Conor reeled out to the porch and held the post, trembling, every inch of him. He heard her footsteps . . . and then . . . the sound of the door close. He turned slowly. Shelley was gone.

  END OF PART FIVE

  PART SIX

  Sixmilecross

  CHAPTER ONE

  1905

  Dudley Callaghan the mortician made contact with Conor in the Goit Side District of Bradford. The two of them waited for nightfall, then made by foot to Braddock's Coal Yard on Pool Alley. The door to the small adjoining house was opened by a severe, tight-lipped, fat old woman who led them down a short dark corridor into a bland musty room. Callaghan leaned against the wall staring like a blind man. Conor seated himself on one of the room's two chairs, which creaked under his weight. They waited. An hour passed with no word between them.

  A noise out in the yard caused them to lift their eyes and catch a glimpse of a shadowed figure hastily crossing the black piles into the house. The door opened and Brendan Sean Barrett entered, looked to Callaghan and added for him to leave.

  He was a smallish man, sallow of color, with eyes that must have been in a constant state of redness. His dress was that of a proper teacher's, but ten years old and hardly pressed since,. Both man and suit were seedy with age. His nerves seemed fairly well shot, attested by heavy telltale nicotine stains on the fingers of his right hand. He was the poet whose dreams had fled.

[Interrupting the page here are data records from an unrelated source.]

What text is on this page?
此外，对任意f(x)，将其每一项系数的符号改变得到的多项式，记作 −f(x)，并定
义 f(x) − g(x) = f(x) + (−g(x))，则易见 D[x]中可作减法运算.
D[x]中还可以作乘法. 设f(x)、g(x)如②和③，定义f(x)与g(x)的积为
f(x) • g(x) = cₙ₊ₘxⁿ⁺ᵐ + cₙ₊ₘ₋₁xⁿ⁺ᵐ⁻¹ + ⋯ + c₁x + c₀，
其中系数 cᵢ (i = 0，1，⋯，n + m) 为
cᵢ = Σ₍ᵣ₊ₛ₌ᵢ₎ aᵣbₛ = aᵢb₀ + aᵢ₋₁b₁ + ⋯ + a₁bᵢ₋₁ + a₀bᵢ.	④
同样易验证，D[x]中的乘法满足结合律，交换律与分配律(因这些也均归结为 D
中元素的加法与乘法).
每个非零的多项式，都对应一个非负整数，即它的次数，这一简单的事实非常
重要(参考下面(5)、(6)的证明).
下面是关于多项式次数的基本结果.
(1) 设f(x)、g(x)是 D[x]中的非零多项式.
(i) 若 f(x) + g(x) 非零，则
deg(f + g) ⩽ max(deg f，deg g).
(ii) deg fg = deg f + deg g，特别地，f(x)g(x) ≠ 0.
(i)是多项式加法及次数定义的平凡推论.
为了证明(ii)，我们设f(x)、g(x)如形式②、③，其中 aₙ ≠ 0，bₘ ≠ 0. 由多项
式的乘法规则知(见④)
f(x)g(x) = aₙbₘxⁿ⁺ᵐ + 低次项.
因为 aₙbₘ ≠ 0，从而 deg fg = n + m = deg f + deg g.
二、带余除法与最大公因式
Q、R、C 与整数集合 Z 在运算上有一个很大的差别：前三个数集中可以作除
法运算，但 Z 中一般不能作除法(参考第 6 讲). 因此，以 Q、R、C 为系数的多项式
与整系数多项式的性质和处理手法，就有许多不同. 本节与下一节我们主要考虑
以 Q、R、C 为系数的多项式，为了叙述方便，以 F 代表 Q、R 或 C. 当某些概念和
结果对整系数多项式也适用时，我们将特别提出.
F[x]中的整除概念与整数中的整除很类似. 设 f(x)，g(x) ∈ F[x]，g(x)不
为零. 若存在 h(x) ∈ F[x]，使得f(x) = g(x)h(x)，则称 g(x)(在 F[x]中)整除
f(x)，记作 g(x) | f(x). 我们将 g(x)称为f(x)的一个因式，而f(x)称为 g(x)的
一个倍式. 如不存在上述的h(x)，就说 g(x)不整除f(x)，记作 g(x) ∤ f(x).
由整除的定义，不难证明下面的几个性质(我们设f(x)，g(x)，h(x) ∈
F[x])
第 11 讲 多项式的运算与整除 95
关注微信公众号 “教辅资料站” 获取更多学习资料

  He was deliberately unpleasant, for that was his nature, the unfulfilled intellectual who continued to hold his audience in small regard. He reeked of disdain and suspicion. He disliked almost everyone, including the new young men who would be taking over the movement. He placed himself before the table as though it were a governor's desk, the ever present cigarette held in a just-so curl of his hand.

  "Callaghan reported that you came into his establishment on Wild Boar Road and left without making contact," he said, immediately going to the attack.

  "Aye."

  "Why?"

  Conor braced himself to do business with a man who was pressing, immediately making him feel uncomfortable.

  "Dan Sweeney warned me to be careful. I had feelings I might have been followed."

  "What made you think so?"

  "I had been followed by Weed's men for the first two months I worked at the shipyard in Belfast. I'm playing on Weed's club. There was a brawl in Swansea and some hard feelings. Besides, I didn't like making contact with Callaghan with a room full of people. Anyone could have been there doing something besides praying for the dead."

  "Anything else?"

  "I had some personal problems. You might know about them, you might not. They've been solved."

  "What?"

  "A woman. It's done with."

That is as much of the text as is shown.